Rehder provides intriguing in-depth profiles of six different plantations to illustrate the recent developments. Following the same strategy of description for each estate, he reviews how a particular plantation was founded, the stages of its growth and development, and fate at the end of the twentieth century. Some of them, like Armant and Oaklawn, were collapsed into larger corporate holdings. The land at Ashland plantation proved to be more valuable as the site for a housing development for oil workers who flooded into the area during a boom in the Louisiana petroleum industry in the 1980s; however, with the rise of the ability of opec to control the price of crude oil and the decline of Louisiana-based drilling, only three of the homes planned for "Ashland North" were ever built. In 1980 Whitney Plantation was optioned for almost eight million dollars to a Taiwanese firm interested in building a rayon factory. Of his six case study sites only Madewood on Bayou Lafourche was still under local ownership and still producing sugar. Rehder credits this instance of stability to the Thibaut family who purchased the estate in 1946. According to Rehder, "Madewood endures because its owners want it to endure."

While Rehder concludes that change is always inevitable and that not all of the [End Page 110] elements of plantation history (especially substandard workers' houses) are worthy of preservation, he does more than merely offer the usual preservationist's lament. Throughout Delta Sugar Rehder describes the consequences of a perilous transformation as local ownership was replaced by an aloof international corporate order. Lacking even a paternalistic feeling for the local people, this type of administration easily ignores or overlooks the consequences of its decisions. Rehder describes the impact of this new class of management in his profile of Whitney Plantation (the one replaced by a Taiwanese textile factory):

In the past forty years, 138 petrochemical plants have been built on the banks of the Mississippi River between Baton Rouge and New Orleans, an area known officially as the Chemical Corridor but locally called Cancer Alley. What difference would one more chemical plant make? Cancer Alley was no misnomer. Too many young people were sick, and many more people in the area reportedly were dying from cancer. Local citizens were worried. Could Formosa's rayon plant be an environmental problem? Many believed so because the plant would be dumping fifty-three million gallons of wastewater in the Mississippi daily.
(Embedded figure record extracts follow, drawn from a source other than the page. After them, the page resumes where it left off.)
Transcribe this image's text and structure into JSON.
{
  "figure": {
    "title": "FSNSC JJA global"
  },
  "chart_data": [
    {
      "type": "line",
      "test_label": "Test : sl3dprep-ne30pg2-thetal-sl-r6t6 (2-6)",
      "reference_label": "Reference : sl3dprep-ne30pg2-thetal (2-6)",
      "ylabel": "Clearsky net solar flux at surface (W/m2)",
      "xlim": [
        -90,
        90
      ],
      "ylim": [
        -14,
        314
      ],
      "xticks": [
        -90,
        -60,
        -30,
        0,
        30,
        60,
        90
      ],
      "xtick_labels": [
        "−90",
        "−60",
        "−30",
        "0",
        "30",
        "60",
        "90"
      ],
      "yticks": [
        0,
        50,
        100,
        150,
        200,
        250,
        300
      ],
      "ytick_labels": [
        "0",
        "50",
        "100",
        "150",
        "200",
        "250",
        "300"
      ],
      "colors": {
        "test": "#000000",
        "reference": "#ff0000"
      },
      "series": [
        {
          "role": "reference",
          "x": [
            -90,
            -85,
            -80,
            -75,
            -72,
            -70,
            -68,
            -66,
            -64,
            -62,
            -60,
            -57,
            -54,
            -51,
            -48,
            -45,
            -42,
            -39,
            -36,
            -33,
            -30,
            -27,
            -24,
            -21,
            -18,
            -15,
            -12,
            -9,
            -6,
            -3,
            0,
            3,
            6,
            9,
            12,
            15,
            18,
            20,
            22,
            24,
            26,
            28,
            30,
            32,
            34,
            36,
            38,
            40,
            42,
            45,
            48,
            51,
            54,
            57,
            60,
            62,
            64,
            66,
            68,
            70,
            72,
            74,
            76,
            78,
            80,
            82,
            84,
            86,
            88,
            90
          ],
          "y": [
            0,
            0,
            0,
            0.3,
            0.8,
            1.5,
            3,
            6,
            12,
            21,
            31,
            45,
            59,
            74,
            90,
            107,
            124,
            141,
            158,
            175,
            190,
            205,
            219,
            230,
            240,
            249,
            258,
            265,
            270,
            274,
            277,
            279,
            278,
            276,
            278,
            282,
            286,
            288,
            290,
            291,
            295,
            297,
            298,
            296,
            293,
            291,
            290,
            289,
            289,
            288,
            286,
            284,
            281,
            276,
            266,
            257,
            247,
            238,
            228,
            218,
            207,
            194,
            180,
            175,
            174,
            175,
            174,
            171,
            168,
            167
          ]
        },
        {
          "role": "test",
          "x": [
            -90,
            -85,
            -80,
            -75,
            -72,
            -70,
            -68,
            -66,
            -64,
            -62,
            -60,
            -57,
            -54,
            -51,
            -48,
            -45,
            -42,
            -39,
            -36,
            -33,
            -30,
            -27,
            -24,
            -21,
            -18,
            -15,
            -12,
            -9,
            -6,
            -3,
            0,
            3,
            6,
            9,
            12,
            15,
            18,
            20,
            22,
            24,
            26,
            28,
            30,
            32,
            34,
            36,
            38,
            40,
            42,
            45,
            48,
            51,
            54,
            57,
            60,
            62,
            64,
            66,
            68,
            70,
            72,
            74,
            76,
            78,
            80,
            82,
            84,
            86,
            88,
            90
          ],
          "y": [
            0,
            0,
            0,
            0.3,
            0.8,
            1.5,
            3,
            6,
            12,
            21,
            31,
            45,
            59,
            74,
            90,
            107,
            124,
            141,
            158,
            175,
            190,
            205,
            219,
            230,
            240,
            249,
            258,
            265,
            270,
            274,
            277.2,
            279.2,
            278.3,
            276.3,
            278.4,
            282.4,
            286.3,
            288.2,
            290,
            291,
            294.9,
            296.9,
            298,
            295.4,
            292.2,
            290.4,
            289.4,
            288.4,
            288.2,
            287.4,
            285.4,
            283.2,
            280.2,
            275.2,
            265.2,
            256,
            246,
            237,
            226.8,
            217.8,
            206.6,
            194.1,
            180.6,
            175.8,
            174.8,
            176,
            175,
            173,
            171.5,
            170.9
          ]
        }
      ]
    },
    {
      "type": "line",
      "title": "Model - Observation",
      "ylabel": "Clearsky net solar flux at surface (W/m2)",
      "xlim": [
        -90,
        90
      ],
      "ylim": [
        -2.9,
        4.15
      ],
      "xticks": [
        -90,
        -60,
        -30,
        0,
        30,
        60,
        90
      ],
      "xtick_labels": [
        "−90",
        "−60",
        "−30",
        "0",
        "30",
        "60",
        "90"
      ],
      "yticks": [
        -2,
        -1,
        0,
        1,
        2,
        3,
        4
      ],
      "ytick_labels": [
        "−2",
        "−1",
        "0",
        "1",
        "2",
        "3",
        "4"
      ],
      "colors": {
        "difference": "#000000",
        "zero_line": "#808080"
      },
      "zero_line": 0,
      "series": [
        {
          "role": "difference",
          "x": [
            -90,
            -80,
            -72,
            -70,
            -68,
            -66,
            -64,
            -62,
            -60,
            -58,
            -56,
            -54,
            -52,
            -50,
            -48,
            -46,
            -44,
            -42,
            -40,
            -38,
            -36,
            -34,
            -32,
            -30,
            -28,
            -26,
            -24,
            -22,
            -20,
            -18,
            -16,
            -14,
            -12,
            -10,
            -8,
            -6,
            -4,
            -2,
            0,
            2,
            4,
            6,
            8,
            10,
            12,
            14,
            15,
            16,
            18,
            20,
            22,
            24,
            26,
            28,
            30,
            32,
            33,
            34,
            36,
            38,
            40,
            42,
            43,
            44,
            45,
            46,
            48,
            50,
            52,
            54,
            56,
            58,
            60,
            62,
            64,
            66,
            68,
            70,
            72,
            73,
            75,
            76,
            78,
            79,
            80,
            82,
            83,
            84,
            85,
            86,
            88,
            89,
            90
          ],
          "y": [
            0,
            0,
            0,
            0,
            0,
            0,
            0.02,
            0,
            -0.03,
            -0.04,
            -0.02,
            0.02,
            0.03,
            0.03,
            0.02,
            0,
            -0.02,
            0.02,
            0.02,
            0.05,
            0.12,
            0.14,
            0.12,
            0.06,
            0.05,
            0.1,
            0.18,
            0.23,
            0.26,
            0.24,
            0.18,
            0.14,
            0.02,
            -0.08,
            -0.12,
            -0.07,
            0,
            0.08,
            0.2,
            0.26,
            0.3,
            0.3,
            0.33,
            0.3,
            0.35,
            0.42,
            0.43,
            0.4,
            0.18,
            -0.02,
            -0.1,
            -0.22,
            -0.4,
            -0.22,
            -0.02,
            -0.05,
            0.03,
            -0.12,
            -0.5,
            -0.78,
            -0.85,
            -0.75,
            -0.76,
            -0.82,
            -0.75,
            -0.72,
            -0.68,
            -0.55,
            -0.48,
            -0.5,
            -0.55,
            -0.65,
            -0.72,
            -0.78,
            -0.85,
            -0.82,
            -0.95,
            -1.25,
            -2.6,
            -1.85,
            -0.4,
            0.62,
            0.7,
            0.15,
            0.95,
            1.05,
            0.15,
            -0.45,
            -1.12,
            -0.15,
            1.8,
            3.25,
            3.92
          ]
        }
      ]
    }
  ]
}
Although Rehder did not set out to be a muckraker, contained in his thorough and detailed descriptions of six Louisiana sugar plantations are not only an account of the past but a warning about the future.



John Michael Vlach

John Michael Vlach, professor of American studies and anthropology at The George Washington University and author or editor of nine books on various aspects of folk art, vernacular architecture, and African American material culture, including Back of the Big House: The Architecture of Plantation Slavery, from the University of North Carolina Press, 1993.